Eighteen months later, the Primm family — Constance Wu’s cookbook author, Scoot McNairy’s math professor, and Winslow Fegley as their nervous, lonely son Josh — moves into the brownstone, only to discover their lives weren’t complete until they’d accepted the green, scaly attic tenant with the Top 40 voice and ready solutions to each family member’s emotional vulnerability. (Josh needing a friend is the simplest to accept, but Lyle turning into a dancing kitchen whiz to cure mommy’s parenting issues, then wrestling daddy to give him confidence, are truly bizarre, off-putting sequences.)

In the corner for intolerance is villainous downstairs neighbor Mr. Grumps (Brian Gelman), whose steely-eyed Persian cat Loretta earns our quickest sympathies, if only because she can neither talk nor sing, mostly glares, is often a forced companion to others’ ridiculousness, and suffers from indigestion.

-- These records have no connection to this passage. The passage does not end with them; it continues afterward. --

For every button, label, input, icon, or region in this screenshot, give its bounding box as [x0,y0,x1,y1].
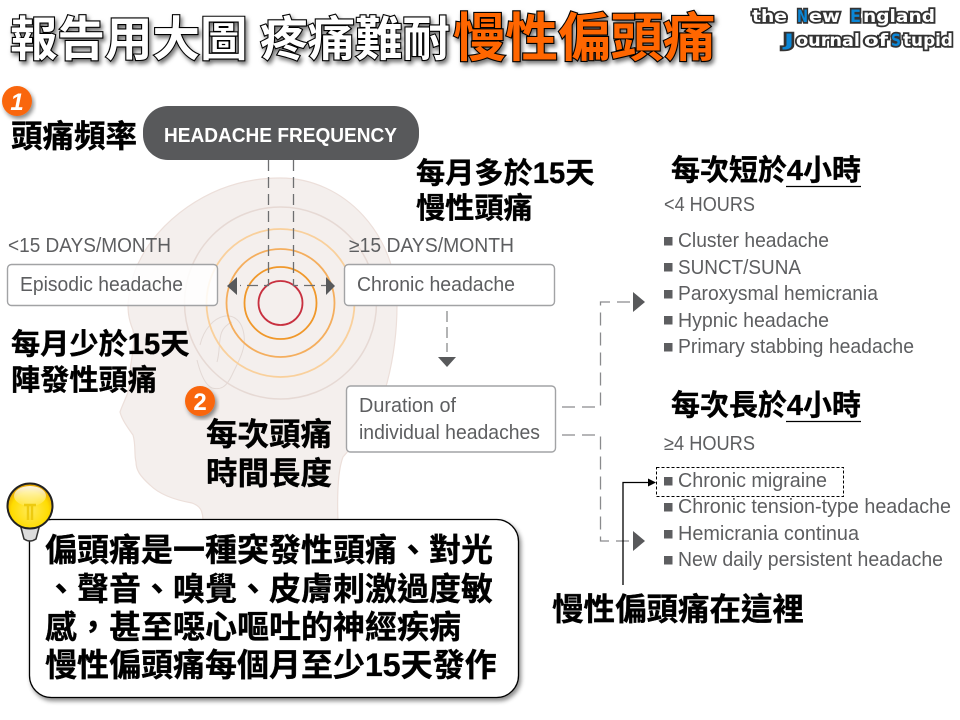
list: over 4 hours: ≥4 HOURS [664,433,755,455]
box: duration [346,386,556,452]
concentric pain circles [184,207,376,399]
list: under 4 hours: Primary stabbing headache [678,336,914,358]
list: under 4 hours: Hypnic headache [678,310,829,332]
badge 2 [185,386,215,416]
list: under 4 hours: Cluster headache [678,230,829,252]
label: duration zh: 時間長度 [206,455,332,491]
callout: migraine definition: 、聲音、嗅覺、皮膚刺激過度敏 [45,571,493,607]
label: duration zh [206,416,332,491]
title: 慢性偏頭痛 [453,9,716,68]
logo: the New England Journal of Stupid: E [850,7,861,27]
box: chronic headache: Chronic headache [357,274,515,296]
list: over 4 hours: New daily persistent headache [678,549,943,571]
label: more than 15 days: 每月多於15天 [416,157,594,190]
list: over 4 hours: Chronic migraine [678,470,827,492]
highlight: chronic migraine dashed box [656,468,844,496]
heading: over 4 hours: 每次長於4小時 [671,389,861,422]
arrow: chronic to duration [438,311,456,367]
callout: migraine definition: 感，甚至噁心嘔吐的神經疾病 [45,609,461,645]
label: at least 15 days/month: ≥15 DAYS/MONTH [349,235,514,257]
logo: the New England Journal of Stupid: ournal [796,31,860,51]
arrow: pointer to chronic migraine [623,478,656,585]
title [10,9,716,68]
box: chronic headache [344,264,554,306]
ear outline [197,316,244,389]
label: episodic zh [11,328,189,397]
title: 疼痛難耐 [260,14,450,67]
badge 1: 1 [10,89,24,116]
head silhouette [120,178,397,522]
list: under 4 hours: <4 HOURS [664,194,755,216]
pill: headache frequency [143,106,419,160]
list: under 4 hours: SUNCT/SUNA [678,257,802,279]
icon: light bulb [8,484,52,541]
arrow: duration to under 4 hours [562,292,645,407]
callout: migraine definition: 偏頭痛是一種突發性頭痛、對光 [45,532,493,568]
callout: migraine definition: 慢性偏頭痛每個月至少15天發作 [45,647,497,683]
list: over 4 hours [664,433,951,571]
label: more than 15 days [416,157,594,225]
badge 1 [2,86,32,116]
label: headache frequency zh: 頭痛頻率 [11,118,137,154]
logo: the New England Journal of Stupid: J [782,31,794,51]
frequency dashed connectors and arrows [227,160,335,295]
label: duration zh: 每次頭痛 [206,416,332,452]
logo: the New England Journal of Stupid: ew [809,7,840,27]
label: episodic zh: 陣發性頭痛 [11,364,157,397]
list: under 4 hours: Paroxysmal hemicrania [678,283,879,305]
logo: the New England Journal of Stupid: of [864,31,889,51]
logo: the New England Journal of Stupid: ngland [863,7,935,27]
label: episodic zh: 每月少於15天 [11,328,189,361]
title: 報告用大圖 [10,14,248,67]
label: chronic migraine here: 慢性偏頭痛在這裡 [552,591,804,627]
list: under 4 hours [664,194,914,358]
label: more than 15 days: 慢性頭痛 [416,192,533,225]
logo: the New England Journal of Stupid [752,7,953,51]
box: episodic headache: Episodic headache [20,274,183,296]
box: episodic headache [8,264,218,306]
logo: the New England Journal of Stupid: the [752,7,787,27]
list: over 4 hours: Hemicrania continua [678,523,860,545]
arrow: duration to over 4 hours [562,435,645,551]
callout: migraine definition [30,520,518,698]
box: duration: individual headaches [359,422,540,444]
badge 2: 2 [193,389,207,416]
logo: the New England Journal of Stupid: S [891,31,901,51]
list: over 4 hours: Chronic tension-type headache [678,496,951,518]
box: duration: Duration of [359,395,456,417]
label: less than 15 days/month: <15 DAYS/MONTH [8,235,171,257]
logo: the New England Journal of Stupid: N [797,7,808,27]
heading: under 4 hours: 每次短於4小時 [671,154,861,187]
pill: headache frequency: HEADACHE FREQUENCY [164,125,398,147]
logo: the New England Journal of Stupid: tupid [903,31,953,51]
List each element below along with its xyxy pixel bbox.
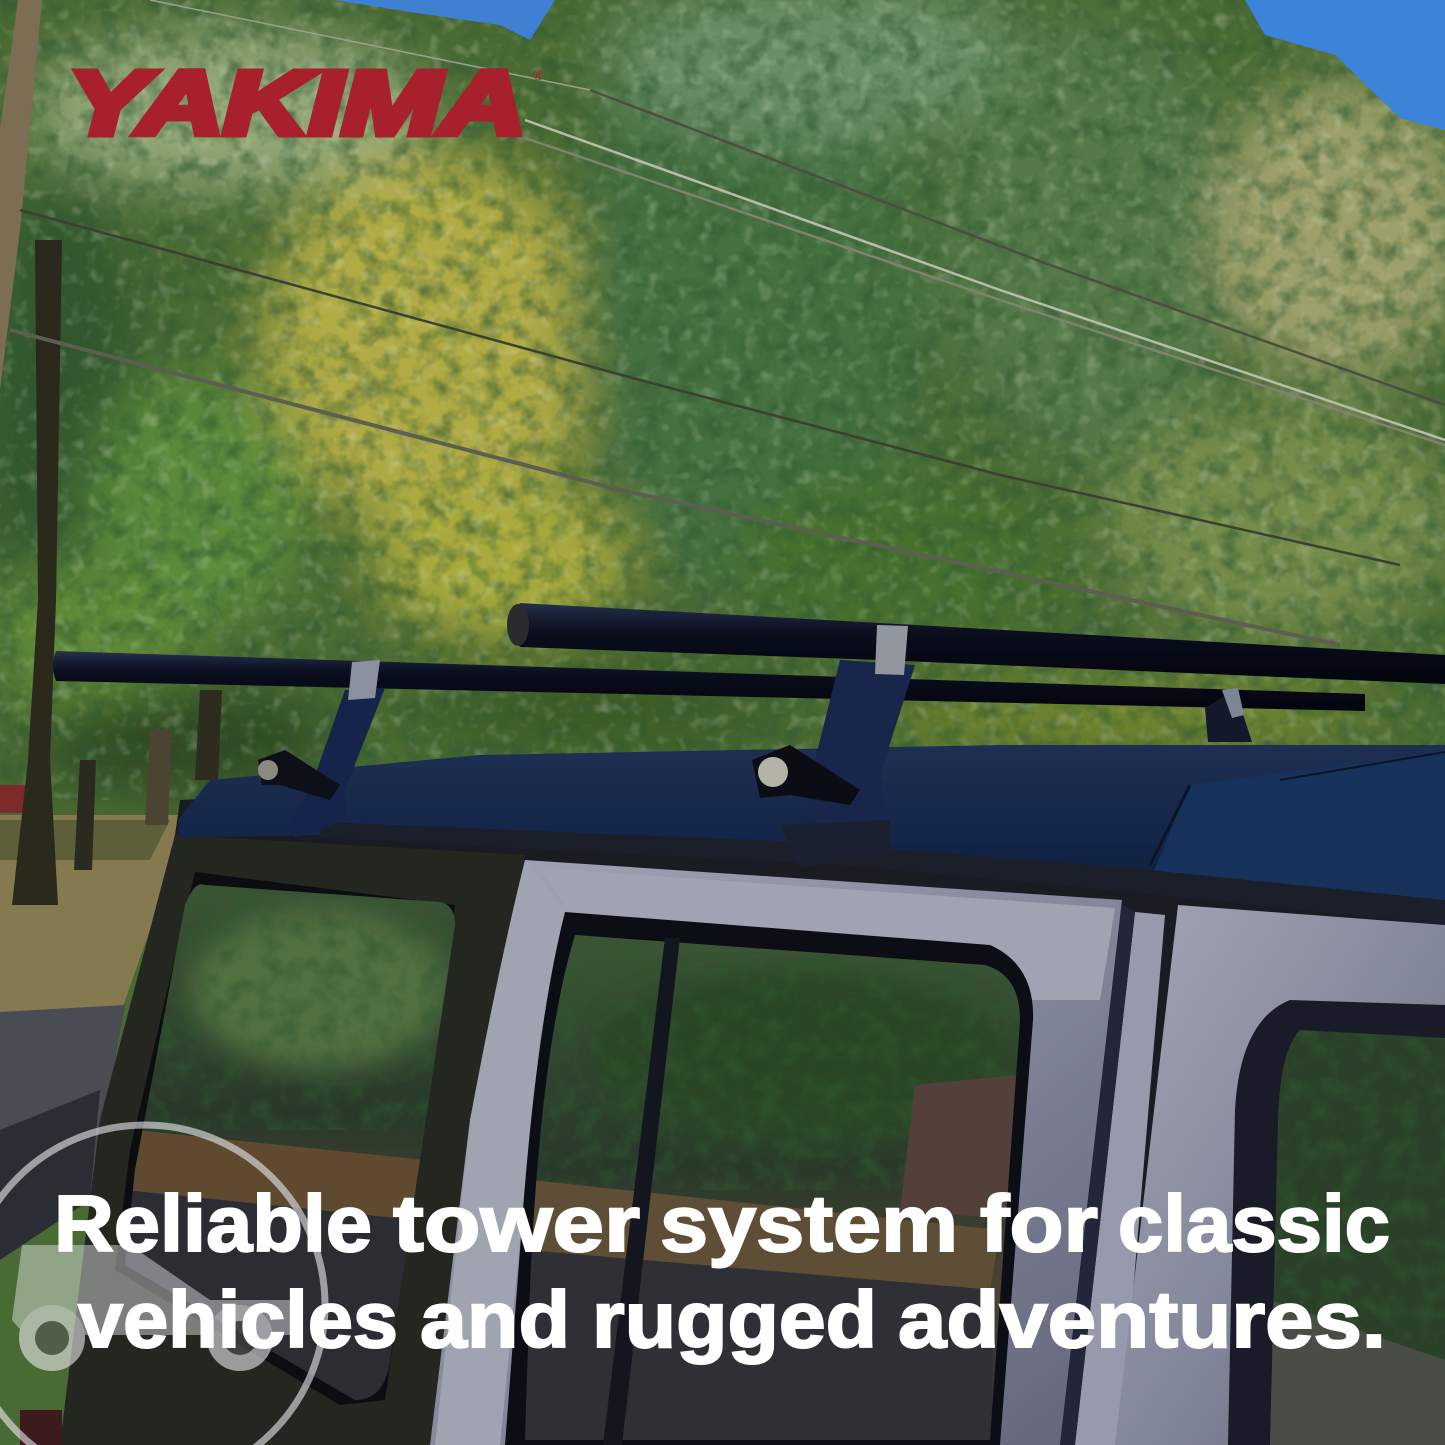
rear-left tower bbox=[288, 688, 385, 838]
ground, grass and road bbox=[0, 815, 190, 1015]
caption: and bbox=[420, 1275, 570, 1364]
power lines bbox=[10, 0, 1445, 645]
caption: tower bbox=[393, 1179, 640, 1268]
logo: Yakima: YAKIMA bbox=[68, 54, 526, 154]
rear crossbar bbox=[53, 651, 1365, 711]
roof rack bbox=[53, 603, 1445, 868]
window: front door bbox=[1228, 1000, 1445, 1445]
caption: classic bbox=[1118, 1179, 1390, 1268]
blue roof bbox=[178, 745, 1445, 918]
front crossbar bbox=[512, 603, 1445, 684]
caption: vehicles bbox=[78, 1275, 398, 1364]
sky bbox=[335, 0, 555, 40]
caption: for bbox=[980, 1179, 1098, 1268]
front-left tower bbox=[805, 660, 915, 845]
caption: adventures. bbox=[898, 1275, 1386, 1364]
window: rear quarter bbox=[115, 872, 455, 1405]
silver front door bbox=[1115, 905, 1445, 1445]
caption: Reliable bbox=[54, 1179, 372, 1268]
tree trunks and utility pole bbox=[0, 0, 42, 390]
dark hardtop rear panel bbox=[60, 835, 525, 1445]
caption bbox=[54, 1179, 1390, 1364]
roof gutter trim bbox=[320, 822, 1445, 925]
body silhouette bbox=[60, 745, 1445, 1445]
window: rear door bbox=[505, 912, 1033, 1445]
vehicle body bbox=[20, 745, 1445, 1445]
logo: Yakima: ® bbox=[533, 67, 544, 83]
tail light hint bbox=[20, 1410, 62, 1445]
caption: system bbox=[660, 1179, 958, 1268]
icon: vehicle roof badge bbox=[0, 1125, 325, 1445]
caption: rugged bbox=[592, 1275, 877, 1364]
far right tower bbox=[1205, 690, 1252, 742]
foliage colour masses bbox=[0, 0, 1445, 790]
silver door pillar bbox=[1075, 912, 1165, 1445]
foliage texture bbox=[0, 0, 1445, 800]
silver rear door bbox=[430, 860, 1122, 1445]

Did “Lyle, Lyle, Crocodile” look good in storyboards or sound fun in creative meetings? Because it’s a certifiable mess on its webbed hind feet, teetering uncomfortably as both fanciful family comedy and live-action/animated musical, whether trying to make dumpster diving look whimsical (it isn’t) or the tunes sound like anything but positivity-anthem-generator readouts. It may sound strange to cite logic here, but when you’re always wondering why an agile, singing, English-grasping crocodile can’t talk, or a random phone camera hasn’t made Lyle a viral curio already, chances are the movie itself hasn’t figured out that necessary sweet spot between the believe and the make-believe. (That’s why this tricky sub-genre’s classics “Paddington” and “Who Framed Roger Rabbit” artfully invented their surrounding worlds, to better support the central illusion.)

Acting needs to do its part, too, but the slapdash story mechanics and force-fed feeling make this the type of gig not likely to add to anyone’s appreciation of Wu’s, McNairy’s or Fegley’s skills. Only Bardem’s mildly seamy, try-and-stop-me air of hustling pomp seems to exist in the same universe as a scarf-wearing, party-trick crocodile; it’s as if the Oscar-winning actor had told himself he was making the Ken Russell version of the classic Warner Bros. short “One Froggy Evening” instead of just cashing a studio paycheck.

While not enough to sell “Lyle, Lyle, Crocodile,” Bardem’s mission to out-cartoon his animated scene partner (admittedly not difficult) still feels like a blow struck for old-school flesh-and-blood eccentricity in the age of blah digital cutes. May that battle continue.

“Lyle, Lyle Crocodile” opens in U.S. theaters Oct. 7 via Columbia Pictures.